March Brings Widespread Acceleration of Prepayment Speeds
Prepayment rates for agency mortgage-backed securities surged across the board in March, led by increases of around 50% in the speed of the massive 5.5% 2003 coupons.
Writing in the Bear Stearns Prepayment Commentary, analysts Dale Westhoff and Bruce Kramer said the speed of the new Fannie Mae 5.5s jumped 48%, while the speeds of most Fannie Mae coupons jumped 25%-30%.
For example, 2001 vintage Fannie 5.5s rose from a constant prepayment rate of 27.4 CPR in February to 36.2 CPR in March, and 1999 vintage Fannie 6.0s rose from 35.2 CPR in February to 45.6 CPR.
The report reflects "two important realities in the current prepayment landscape," they said, namely "ample capacity in the mortgage pipeline" and the "significant drop" in mortgage rates after the March 5 employment report.
However, they went on to note the more recent backup in interest rates.
"The sell-off has pushed the mortgage rate back to where it was at the beginning of the year [5.90%], reducing MBS market refinancing exposure from a high of 70% in March to just 37% today," the analysts said. "Similarly, the average borrower refinancing incentive has dropped from a high of 80 basis points the week ending March 12 to just 30 basis points today."
Mr. Westhoff and Mr. Kramer said the interest-only market "may react negatively" to the numbers in the short term "as higher dollar prices and faster speeds once again take their toll on investors for whom the speeds in this report came as a surprise."
However, the prepayment outlook has "substantially improved" for the IO sector in the longer term, they said.
The analysts noted that prepayment rates for Fannie Mae and Freddie Mac MBS have been running nearly even during the current refinancing wave, unlike last year when Freddies prepaid significantly faster than Fannies in major cohorts such as the 5.5% and 6.0% coupons in 2002.
"Indeed, [Freddie Mac] cohorts in these coupons have been generally paying marginally slower than [Fannie Mae's] this winter and spring," they said. "As we pointed out in the past, servicer alliances contributed to prepayment anomalies last year.
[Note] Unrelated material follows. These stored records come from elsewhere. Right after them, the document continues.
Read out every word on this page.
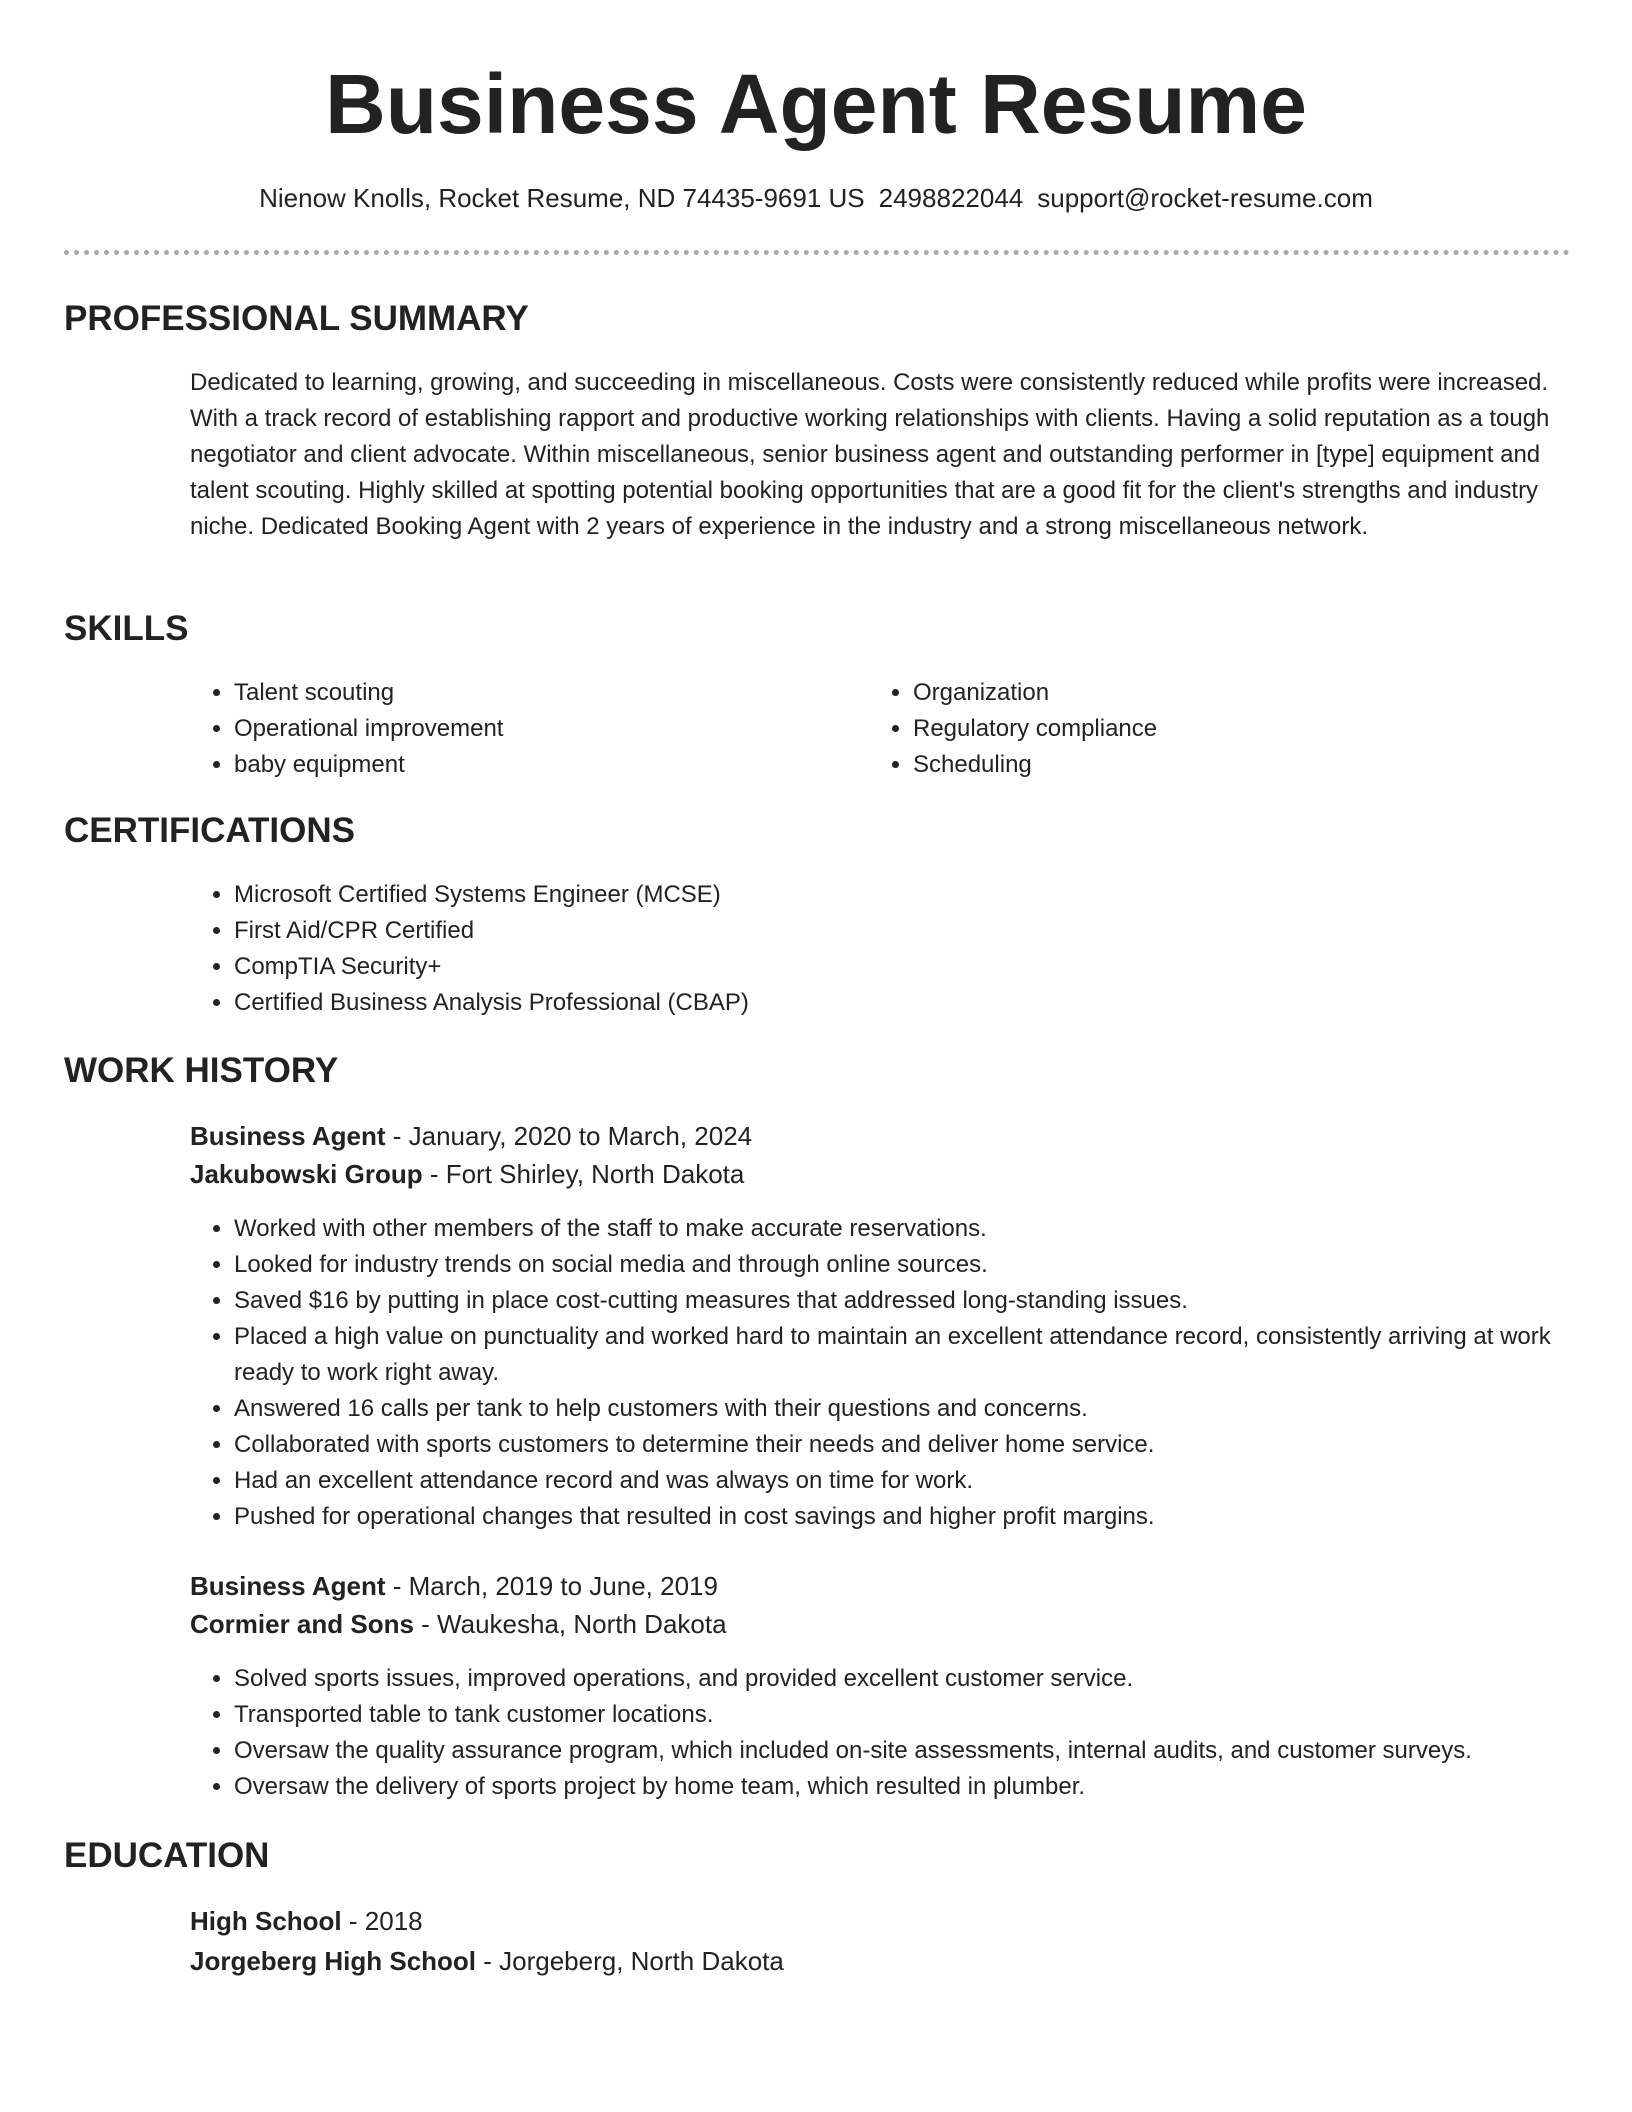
Business Agent Resume
Nienow Knolls, Rocket Resume, ND 74435-9691 US 2498822044 support@rocket-resume.com
PROFESSIONAL SUMMARY

Dedicated to learning, growing, and succeeding in miscellaneous. Costs were consistently reduced while profits were increased. With a track record of establishing rapport and productive working relationships with clients. Having a solid reputation as a tough negotiator and client advocate. Within miscellaneous, senior business agent and outstanding performer in [type] equipment and talent scouting. Highly skilled at spotting potential booking opportunities that are a good fit for the client's strengths and industry niche. Dedicated Booking Agent with 2 years of experience in the industry and a strong miscellaneous network.

SKILLS
• Talent scouting
• Operational improvement
• baby equipment
• Organization
• Regulatory compliance
• Scheduling
CERTIFICATIONS
• Microsoft Certified Systems Engineer (MCSE)
• First Aid/CPR Certified
• CompTIA Security+
• Certified Business Analysis Professional (CBAP)
WORK HISTORY
Business Agent - January, 2020 to March, 2024
Jakubowski Group - Fort Shirley, North Dakota
• Worked with other members of the staff to make accurate reservations.
• Looked for industry trends on social media and through online sources.
• Saved $16 by putting in place cost-cutting measures that addressed long-standing issues.
• Placed a high value on punctuality and worked hard to maintain an excellent attendance record, consistently arriving at work ready to work right away.
• Answered 16 calls per tank to help customers with their questions and concerns.
• Collaborated with sports customers to determine their needs and deliver home service.
• Had an excellent attendance record and was always on time for work.
• Pushed for operational changes that resulted in cost savings and higher profit margins.
Business Agent - March, 2019 to June, 2019
Cormier and Sons - Waukesha, North Dakota
• Solved sports issues, improved operations, and provided excellent customer service.
• Transported table to tank customer locations.
• Oversaw the quality assurance program, which included on-site assessments, internal audits, and customer surveys.
• Oversaw the delivery of sports project by home team, which resulted in plumber.
EDUCATION
High School - 2018
Jorgeberg High School - Jorgeberg, North Dakota
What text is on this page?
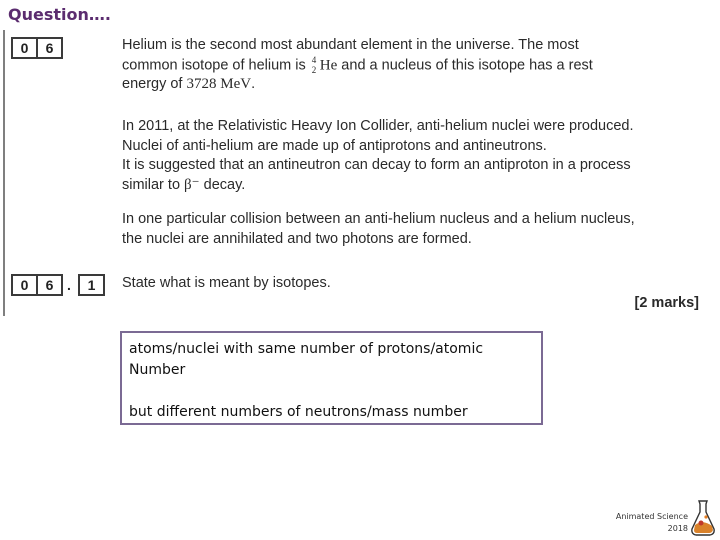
Question….
0	6	Helium is the second most abundant element in the universe. The most
common isotope of helium is 4
2 He and a nucleus of this isotope has a rest
energy of 3728 MeV.
In 2011, at the Relativistic Heavy Ion Collider, anti-helium nuclei were produced.
Nuclei of anti-helium are made up of antiprotons and antineutrons.
It is suggested that an antineutron can decay to form an antiproton in a process
similar to β⁻ decay.
In one particular collision between an anti-helium nucleus and a helium nucleus,
the nuclei are annihilated and two photons are formed.
0	6 .	1	State what is meant by isotopes.
[2 marks]
atoms/nuclei with same number of protons/atomic
Number
but different numbers of neutrons/mass number
Animated Science
2018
So far this year, this has not been repeated."
In the Ginnie Mae MBS sector, the '03 vintage 5.5s sped up even faster than the Fannies, surging 55% from 19.3 CPR in February to 30.1 CPR in March. Meanwhile, the Ginnie 6.0s and 6.5s generally rose around 20%, the Bear Stearns analysts said.
The latest numbers "continue to show evidence that servicer buyout activity is pushing speeds faster for selected [Ginnie Mae] cohorts vs. comparable conventionals," they declared, but added that the effect appeared chiefly in the 2003 vintage.
They also noted that demand for agency MBS backed by adjustable-rate mortgages is still running strong.
"ARM originations as a percentage of all agency pools stayed constant at 13% for February and March of this year, down slightly from peak levels in December and January, but close to the average for the last six months of pool issuance," Mr. Westhoff and Mr. Kramer said. "With rates moving higher, we expect the ARM percentage to increase from here."
The Bear Stearns analysis of prepayment trends is published monthly.